The accident that killed little Camila was a freak one (an unoccupied Honda apparently somehow became engaged in gear and rolled into the girl and her father as she was getting into their Mercedes SUV), but the conditions that created the opportunity for it to happen were common and obvious at every school in the city you’d care to visit.
Every parent knows this. We complain about it. We fear it. Yet we cause it, every time we choose to drive our kids to school rather than walking them there. And more and more of us choose to do that all the time. According to a 2016 SmartCommute report based on 2011 data, the most recent I could find, 29.1 per cent of 11- to 13-year-old kids in Toronto arrive at school in a car (frustratingly, I couldn’t find reliable statistics for younger children), just about three times as many as did so in 1986.
If you’re in a car dropping your kid off at school and cursing to yourself about the level of traffic, it’s time to glance into the rearview and realize: you are traffic. If conditions are unsafe and frustrating, you are as much the cause of it as any other driver on the block.
Of course, there’s plenty of blame to go around.
Schools and school boards have tried to set up better systems for drop-offs and to define better safety rules about where and how cars can move around the school. But it doesn’t appear they’ve even begun to find a solution to the chaos.
Police departments do hit school zones with ticketing blitzes — one was reportedly conducted this month at the school where this week’s fatal crash occurred. But the scofflaw driving behaviour is still rampant. Politicians have passed lower school-zone speed limits and plenty of case-by-case traffic measures. But the environment across the city outside schools is still like an automotive rugby scrum.

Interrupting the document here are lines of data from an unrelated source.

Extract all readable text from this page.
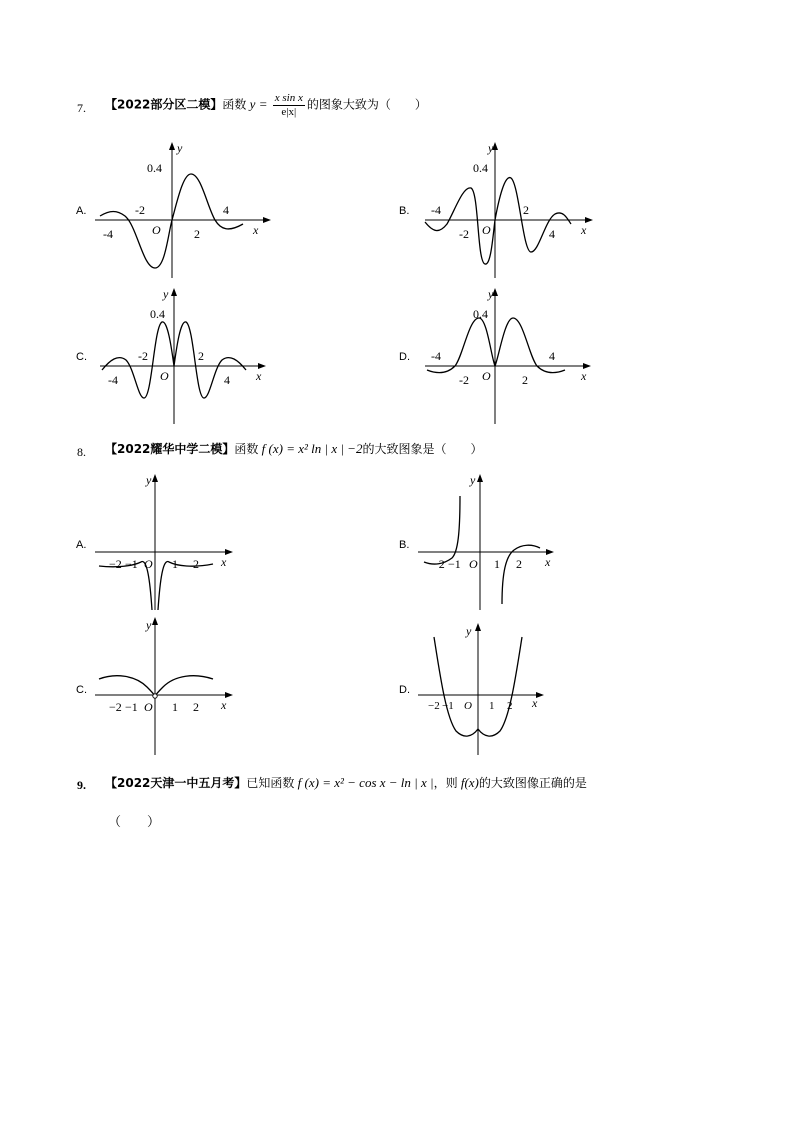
7. 【2022部分区二模】函数 $y = \frac{\text{x sin x}}{e|x|}$ 的图象大致为（　　）
A.
y
x
O
0.4
-2
-4	2
4	B.
y
x
O
0.4
-4
-2
2
4
C.
y
x
O
0.4
-2	2
-4	4
D.
y
x
O
0.4
-4
-2	2
4
8. 【2022耀华中学二模】函数 f (x) = x² ln | x | −2的大致图象是（　　）
A.
y
x
−2 −1 O 1 2
B.
y
x
−2 −1 O 1 2
C.
y
x
−2 −1 O 1 2
D.
y
x
−2 −1 O 1 2
9. 【2022天津一中五月考】已知函数 f (x) = x² − cos x − ln | x |，则 f(x)的大致图像正确的是
（　　）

We’re not good at this stuff, in general. The past two years were notably terrible years for pedestrian deaths in Toronto and early in 2018 we’re already averaging one pedestrian fatality on the road every three days. In response, the police launched a new pedestrian-safety campaign aimed at telling pedestrians to “cross the road as if their life depended on it.” I’ve written before about why I think official safety campaigns targeted at pedestrian behaviour rather than at motorists are wrong-headed, but having this campaign released on the same day most of us learned of this 5-year- old’s death underlines the cruel inadequacy of that response to safety problems.
Everyone on that list — politicians, school administrators, police — needs to do better, to eliminate the school traffic chaos. Maybe a tragedy like this one will galvanize everyone to finally find a solution to an obvious problem. But it’s also obvious that we parents, who have children in school, who may feel particularly emotionally struck by the news of this most recent death, have it in our power to help solve the problem. Right away, and directly.
We can stop driving our kids to school.
Or if we need for some reason to give them a ride, park a few blocks away and walk from there. Stop being part of the problem and become part of the solution. Maybe we need to leave the house a few minutes earlier. Maybe our kid will be late for school some days, or we’ll wind up being late for work. But if that means we don’t contribute to anyone’s death, it’ll be worth the hassle.